Desafios para reduzir os casos de assédio sexual

Enviada em 24/06/2018

De acordo com o inciso I do artigo 5º da Constituição Federal de 1988, homens e mulheres são iguais em direitos e obrigações, possuindo a inviolabilidade do direito à vida, à liberdade, à igualdade, à segurança e à propriedade. Porém, na sociedade contemporânea, essa igualdade não é respeitada, já que os assédios sexuais, principalmente contra mulheres, são um dos crimes que mais persistem na sociedade. Tal persistência é uma consequência direta da objetificação sexual feminina, bem como do medo ou vergonha da vítima em denunciar seu agressor.

Primeiramente, é notório salientar que a sociedade brasileira possui comportamentos machistas historicamente enraizados, que fazem com que a mulher seja vista como inferior e, muitas das vezes, objetificada na forma de um artigo voltado para o prazer sexual.

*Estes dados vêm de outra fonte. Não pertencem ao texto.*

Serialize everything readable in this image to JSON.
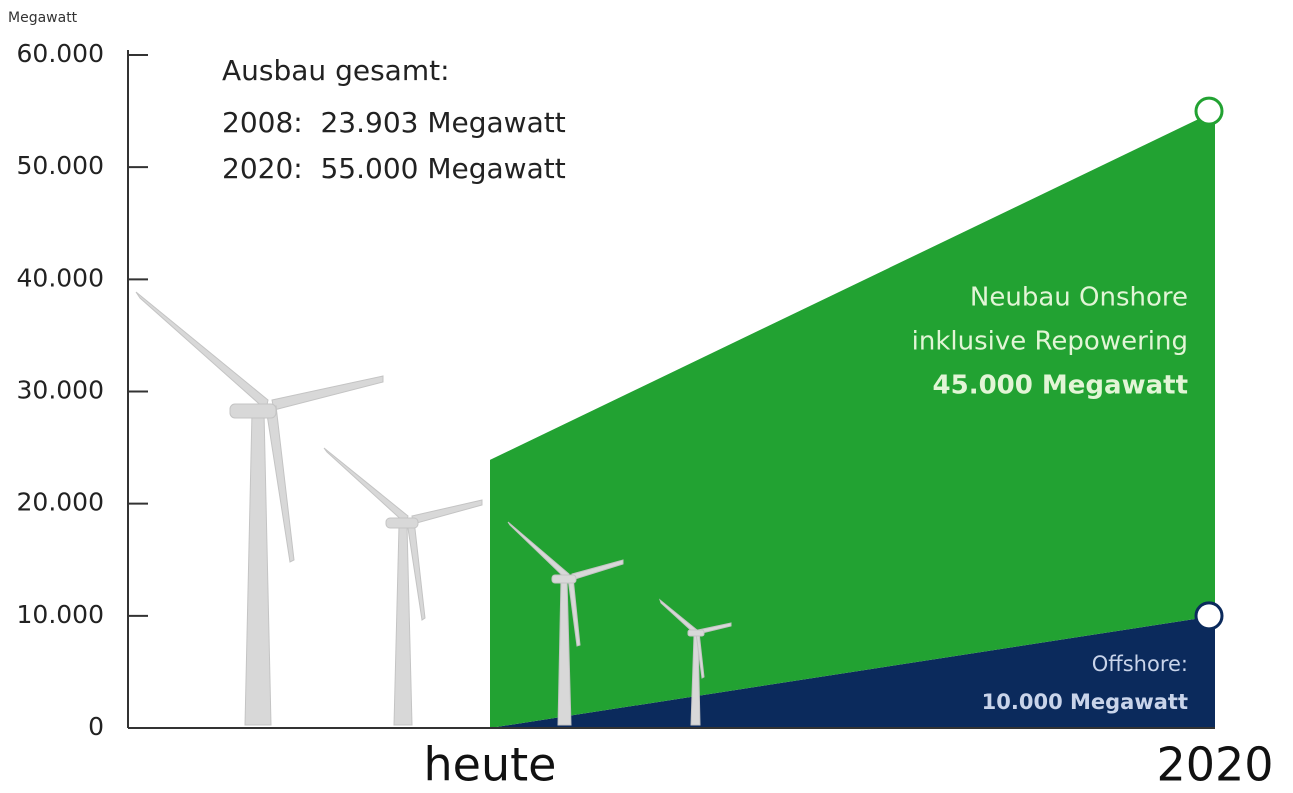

Essa objetificação pode ser notada nas propagandas apelativas veiculadas de forma massiva na mídia, em que a imagem (totalmente sexualizada) do corpo feminino é utilizada para alavancar as vendas de um produto. Como consequência desse processo, perpetua-se a imagem da mulher como objeto sexual, o que faz com que os agressores pensem que podem assediá-la sem sofrer as devidas punições, gerando milhares de casos de assédios sexuais. Isso fica evidenciado por uma pesquisa publicada pelo Instituto Datafolha em 2016, que mostra que 42% das mulheres já sofreram algum caso de assédio sexual.

Além disso, é indispensável ressaltar que as vítimas sentem-se inseguras para efetuar denúncias, o que contribui para a prevalência do crime no país. Essa insegurança acontece, predominantemente, pelo fato da vítima ser ameaçada pelo agressor, sentindo-se coagida a não denunciá-lo para as autoridades. Há ainda o fato de que várias vítimas não denunciam o assédio por medo de serem julgadas e culpabilizadas pelo ato, pois ocorre na sociedade um pensamento errôneo de que as roupas e comportamentos das vítimas são o motivo da agressão verbal ou física, o que faz com que a própria vítima questione se de fato é necessário denunciar o crime, já que esta passa a ver o crime como responsabilidade inteiramente dela, eximindo o agressor da culpa total pelo ato criminoso.

Visto que o assédio sexual prevalece na sociedade e prejudica a igualdade entre os gêneros, é necessário que o Governo Federal, juntamente com as agências reguladoras de publicidade, proíbam a veiculação de propagandas que utilizem uma imagem sexualizada do corpo feminino, para que assim diminua-se o pensamento de que a mulher é necessária na sociedade somente como um objeto sexual. Além disso, é necessário que os veículos midiáticos realizem campanhas que mostrem à mulher que ela não deve se sentir culpada pelo assédio, incentivando-a a denunciar o agressor. A união dessas medidas fará com que este crime diminua, fazendo com que o artigo 5º da Constituição seja cumprido.